Lors de ce débat sur la violence du texte d'Antoine, Olivia amènera un nouvel élément de réflexion, allant dans le sens d'Antoine : l'auteur, dit-elle, n'adhère pas forcément aux gestes, aux opinions, aux sentiments de ses personnages, sinon « il faudrait interdire 80% des films, des œuvres d'art et enfermer tous les auteurs de roman noir, entre autres. » Elle souligne également qu'une fiction peut permettre à son auteur de dénoncer une réalité ou des comportements avec lesquels il est en désaccord. Il y a donc une tension possible entre les personnages représentés dans des films ou des romans, et leurs auteurs qui peuvent se tenir à distance de leurs personnages. Mais cette distance n'est pas nécessairement clairement indiquée : ainsi, on peut se demander si le réalisateur Laurent Cantet se sent plus proche d'Antoine que d'Olivia. Chaque spectateur aura sans doute sa propre opinion à ce propos, et différents indices présents dans le film permettent d'avancer des hypothèses dans un sens ou dans l'autre, mais il est clair que le film n'essaie pas de créer une adhésion immédiate à l'un ou à l'autre de ces deux personnages (comme dans un film avec des personnages héroïques). S'il y a distance et plus précisément une distance réflexive – nous devons réfléchir aux comportements d'Antoine comme à ceux d'Olivia –, la distance cependant n'est sans doute pas absolue comme ce serait le cas pour un biologiste observant des bactéries sous son microscope : les personnages sont fondamentalement humains, et, pour apprécier un tant soit peu le film, il faut être capable de s'attacher à eux, ne serait-ce que le temps de la projection. Ainsi, l'on observe fréquemment dans le domaine artistique, littéraire ou cinématographique, une tension entre l'adhésion (parfois naïve aux personnages) et une attitude plus distanciée ou réflexive qui est celle de l'auteur mais est également demandée aux lecteurs ou spectateurs.

Une dernière opposition artistique est bien questionnée et concerne le style même d'un roman.

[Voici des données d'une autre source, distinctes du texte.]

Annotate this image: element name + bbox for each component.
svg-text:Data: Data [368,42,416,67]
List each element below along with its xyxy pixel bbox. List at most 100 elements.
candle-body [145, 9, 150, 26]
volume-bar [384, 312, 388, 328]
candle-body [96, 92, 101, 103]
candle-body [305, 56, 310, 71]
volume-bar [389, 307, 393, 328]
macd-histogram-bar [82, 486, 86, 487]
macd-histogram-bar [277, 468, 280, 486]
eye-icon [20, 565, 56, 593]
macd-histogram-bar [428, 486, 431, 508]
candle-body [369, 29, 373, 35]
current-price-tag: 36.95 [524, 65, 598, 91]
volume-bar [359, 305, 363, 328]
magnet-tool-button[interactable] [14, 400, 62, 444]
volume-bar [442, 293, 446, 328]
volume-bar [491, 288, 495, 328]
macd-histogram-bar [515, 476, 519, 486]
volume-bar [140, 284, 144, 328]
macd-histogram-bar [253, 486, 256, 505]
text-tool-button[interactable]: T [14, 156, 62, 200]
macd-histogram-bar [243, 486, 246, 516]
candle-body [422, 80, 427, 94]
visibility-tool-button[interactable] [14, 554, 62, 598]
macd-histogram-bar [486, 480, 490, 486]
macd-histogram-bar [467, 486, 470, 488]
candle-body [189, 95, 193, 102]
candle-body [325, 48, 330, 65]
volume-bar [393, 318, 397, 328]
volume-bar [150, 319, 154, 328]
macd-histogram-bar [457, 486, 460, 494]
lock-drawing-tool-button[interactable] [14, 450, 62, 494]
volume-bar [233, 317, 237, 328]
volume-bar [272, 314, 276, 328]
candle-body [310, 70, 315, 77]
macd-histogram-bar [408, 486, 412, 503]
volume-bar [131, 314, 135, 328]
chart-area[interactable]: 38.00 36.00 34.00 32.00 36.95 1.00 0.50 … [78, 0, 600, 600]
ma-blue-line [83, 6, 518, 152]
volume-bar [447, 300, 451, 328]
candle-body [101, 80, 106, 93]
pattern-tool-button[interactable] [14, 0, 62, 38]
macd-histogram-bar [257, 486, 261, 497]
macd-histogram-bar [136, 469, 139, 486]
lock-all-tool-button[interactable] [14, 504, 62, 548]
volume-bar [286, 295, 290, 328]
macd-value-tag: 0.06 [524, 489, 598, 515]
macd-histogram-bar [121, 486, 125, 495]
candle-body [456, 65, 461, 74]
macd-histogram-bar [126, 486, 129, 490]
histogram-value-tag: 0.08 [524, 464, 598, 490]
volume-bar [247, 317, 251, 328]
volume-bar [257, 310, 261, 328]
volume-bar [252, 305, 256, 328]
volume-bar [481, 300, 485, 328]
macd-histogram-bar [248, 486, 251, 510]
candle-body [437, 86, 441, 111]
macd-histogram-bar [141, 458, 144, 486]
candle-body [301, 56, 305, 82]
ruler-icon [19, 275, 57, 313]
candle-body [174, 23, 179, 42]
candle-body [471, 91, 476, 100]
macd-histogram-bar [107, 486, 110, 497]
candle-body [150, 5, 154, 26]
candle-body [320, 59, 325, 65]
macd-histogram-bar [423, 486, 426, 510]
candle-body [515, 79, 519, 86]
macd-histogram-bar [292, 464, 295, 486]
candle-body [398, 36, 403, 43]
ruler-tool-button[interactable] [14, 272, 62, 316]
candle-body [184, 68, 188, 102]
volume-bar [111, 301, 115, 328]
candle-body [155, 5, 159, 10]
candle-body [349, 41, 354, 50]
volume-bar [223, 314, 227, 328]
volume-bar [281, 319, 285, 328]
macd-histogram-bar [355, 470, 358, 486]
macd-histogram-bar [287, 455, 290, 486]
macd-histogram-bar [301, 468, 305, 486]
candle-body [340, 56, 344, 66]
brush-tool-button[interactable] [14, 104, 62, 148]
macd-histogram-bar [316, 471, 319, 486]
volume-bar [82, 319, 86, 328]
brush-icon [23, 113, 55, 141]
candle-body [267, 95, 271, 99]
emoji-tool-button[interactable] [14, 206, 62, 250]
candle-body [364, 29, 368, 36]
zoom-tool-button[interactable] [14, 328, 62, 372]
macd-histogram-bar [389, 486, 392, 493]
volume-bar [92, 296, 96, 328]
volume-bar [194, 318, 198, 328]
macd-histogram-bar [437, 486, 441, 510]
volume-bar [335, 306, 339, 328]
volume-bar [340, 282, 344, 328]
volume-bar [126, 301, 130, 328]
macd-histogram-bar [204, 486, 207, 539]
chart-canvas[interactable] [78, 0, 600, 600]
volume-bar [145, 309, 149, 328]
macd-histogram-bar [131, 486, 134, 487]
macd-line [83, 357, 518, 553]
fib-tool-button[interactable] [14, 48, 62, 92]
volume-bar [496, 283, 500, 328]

Lors d'une scène d'atelier tournée en extérieur, Antoine, qui a lu un des livres d'Olivia, en lit un passage à l'assemblée, voulant démontrer qu'elle aussi décrit des scènes violentes. Il lui reproche ensuite d'avoir employé un mot que personne, pas même elle, n'utilise dans la « vraie » vie, le mot « grenu », qui signifie « granuleux ». On pourrait formuler de la manière suivante la question d'ordre littéraire qui sous-tend la réaction d'Antoine : si, les œuvres littéraires doivent s'ancrer, comme le pense Olivia, dans la réalité la plus prosaïque, l'écrivaine devrait alors s'empêcher de recourir à des effets de style, à des « artifices », comme par exemple l'emploi de termes inusités dans le langage courant. Mais, pour Olivia, la littérature a justement cela d'intéressant qu'elle permet d'inventer, d'utiliser un langage différent du langage courant. C'est par exemple ce que font les auteurs de textes de rap et de hip-hop, qui utilisent le langage courant ou l'argot des banlieues mais les retravaillent d'une telle manière que leurs textes, tout en étant argotiques, prennent une dimension poétique. Ici aussi, la question peut également s'adresser au film de Laurent Cantet lui-même : le réalisateur recourt-il à des procédés de style cinématographique similaires à l'emploi du mot « grenu » par Olivia ? La réponse n'est sans doute pas évidente, et on laissera à chaque spectateur le soin d'y déceler la présence ou non de tels traits de style.

1. Albert Camus, L'Étranger, Paris, Gallimard, 1942.

2. Albert Camus, Le Mythe de Sisyphe, Paris, Gallimard, 1942. Ce texte constitue, avec l'Étranger et Caligula, un « cycle de l'absurde ».